From the seller description: This is a Gibson Mastertone like banjo. It took me 15 years to figure out it wasn't a mastertone because the quality is so good. I bought the banjo in about 1990, it is in great condition and looks like a parts banjo as I was not able to find a serial number. It is an excellent banjo, with a heavy mahogany resonator, and plays very well. The sound is very good.
Looks to be as described. An older copy of a Gibson Mastertone. As with other parts banjos, value just depends on condition and sound. My conversion chart shows @ $1100.00 in US which is less than it would cost to build.
From my perspective, if you're buying it to PLAY, and not to resell for a profit, make arrangements to play it and return it if not satisfactory.

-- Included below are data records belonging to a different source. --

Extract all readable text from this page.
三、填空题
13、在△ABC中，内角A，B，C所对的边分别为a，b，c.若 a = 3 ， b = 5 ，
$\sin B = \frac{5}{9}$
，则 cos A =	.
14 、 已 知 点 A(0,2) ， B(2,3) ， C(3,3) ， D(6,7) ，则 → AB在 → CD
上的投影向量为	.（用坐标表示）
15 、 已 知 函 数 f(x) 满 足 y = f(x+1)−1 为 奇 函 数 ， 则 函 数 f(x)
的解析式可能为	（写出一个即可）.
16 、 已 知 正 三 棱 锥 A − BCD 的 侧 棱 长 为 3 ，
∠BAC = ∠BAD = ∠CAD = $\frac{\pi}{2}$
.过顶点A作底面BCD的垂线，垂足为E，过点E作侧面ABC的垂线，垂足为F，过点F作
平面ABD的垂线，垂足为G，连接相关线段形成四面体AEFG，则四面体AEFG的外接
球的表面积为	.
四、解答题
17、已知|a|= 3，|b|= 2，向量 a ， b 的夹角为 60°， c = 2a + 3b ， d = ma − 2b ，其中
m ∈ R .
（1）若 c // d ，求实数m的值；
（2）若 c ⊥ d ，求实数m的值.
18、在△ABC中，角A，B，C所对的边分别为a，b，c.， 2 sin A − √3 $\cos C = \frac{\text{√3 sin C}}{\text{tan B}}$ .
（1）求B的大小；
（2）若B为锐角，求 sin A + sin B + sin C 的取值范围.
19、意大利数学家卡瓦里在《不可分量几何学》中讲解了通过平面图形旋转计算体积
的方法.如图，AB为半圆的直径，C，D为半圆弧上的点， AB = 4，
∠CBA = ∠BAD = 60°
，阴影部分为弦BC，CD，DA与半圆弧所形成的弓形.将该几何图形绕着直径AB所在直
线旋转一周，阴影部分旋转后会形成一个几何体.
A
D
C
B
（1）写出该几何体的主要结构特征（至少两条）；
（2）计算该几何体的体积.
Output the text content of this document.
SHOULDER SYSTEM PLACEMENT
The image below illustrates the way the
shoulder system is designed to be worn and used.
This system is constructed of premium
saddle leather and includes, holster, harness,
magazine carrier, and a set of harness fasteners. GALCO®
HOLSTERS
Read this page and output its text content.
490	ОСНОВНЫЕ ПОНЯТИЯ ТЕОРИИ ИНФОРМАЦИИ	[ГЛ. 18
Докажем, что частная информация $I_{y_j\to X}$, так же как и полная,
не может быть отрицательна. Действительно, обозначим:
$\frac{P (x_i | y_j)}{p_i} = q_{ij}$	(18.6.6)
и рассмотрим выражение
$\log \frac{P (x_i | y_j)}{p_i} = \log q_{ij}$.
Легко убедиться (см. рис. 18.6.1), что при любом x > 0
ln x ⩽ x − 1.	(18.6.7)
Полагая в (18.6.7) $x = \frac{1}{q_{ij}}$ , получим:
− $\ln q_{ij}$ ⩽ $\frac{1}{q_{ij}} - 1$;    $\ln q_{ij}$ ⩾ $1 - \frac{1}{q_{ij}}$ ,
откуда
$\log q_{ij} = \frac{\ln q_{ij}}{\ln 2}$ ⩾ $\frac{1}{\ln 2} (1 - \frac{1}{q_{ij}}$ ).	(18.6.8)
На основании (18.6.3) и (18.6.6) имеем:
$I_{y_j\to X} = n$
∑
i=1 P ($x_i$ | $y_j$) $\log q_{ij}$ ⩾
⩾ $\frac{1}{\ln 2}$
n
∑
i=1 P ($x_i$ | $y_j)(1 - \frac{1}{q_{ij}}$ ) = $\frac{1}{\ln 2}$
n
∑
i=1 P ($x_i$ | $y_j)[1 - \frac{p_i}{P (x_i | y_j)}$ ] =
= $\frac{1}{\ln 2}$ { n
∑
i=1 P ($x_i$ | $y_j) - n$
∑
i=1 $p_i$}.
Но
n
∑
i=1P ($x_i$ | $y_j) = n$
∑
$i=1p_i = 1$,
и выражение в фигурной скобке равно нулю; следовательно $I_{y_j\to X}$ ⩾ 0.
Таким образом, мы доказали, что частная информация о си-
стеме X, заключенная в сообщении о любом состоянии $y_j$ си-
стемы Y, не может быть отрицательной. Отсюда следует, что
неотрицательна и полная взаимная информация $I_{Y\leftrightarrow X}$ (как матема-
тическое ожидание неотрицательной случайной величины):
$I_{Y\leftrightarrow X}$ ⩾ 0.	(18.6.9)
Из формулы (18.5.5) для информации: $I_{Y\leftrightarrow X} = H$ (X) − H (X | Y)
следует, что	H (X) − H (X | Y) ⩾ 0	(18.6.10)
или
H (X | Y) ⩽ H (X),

I greatly regret selling off a parts banjo which I was lucky enough to cobble together, waaaayyyy back when i had very little idea what the hell I was doing. Sounded really mellow, and, since I'm a four chord folkie hacker, not a Bluegrass specialist, I didn't need or want something that rings like Earl's.
The bones certainly look good and, if as good as they look, certainly worth what the seller is asking. That's a pretty big IF, however. I'd want return privileges if it doesn't live up to expectations but even that wouldn't be a deal killer for me.
So, are you in the market for something like this and can you afford to take the chance? As much as we'd like to cheer you on from the sidelines, none of us can answer that for you.
Do I see a crack in the rim? Photo 8, showing the inside of the pot and bottom edge of the rim, at about 9-o-clock opposite of the Gibson sticker. Looks like there may be something funky on the inside ply, might just be a surface scratch though.
Thanks for reply's, No sadly i cant afford to take the risk, but that neck shouts pre war Granada to my untrained eye and was wondering what the experts think. Well spotted with the possible crack probably hard to tell unless its sat on your lap ??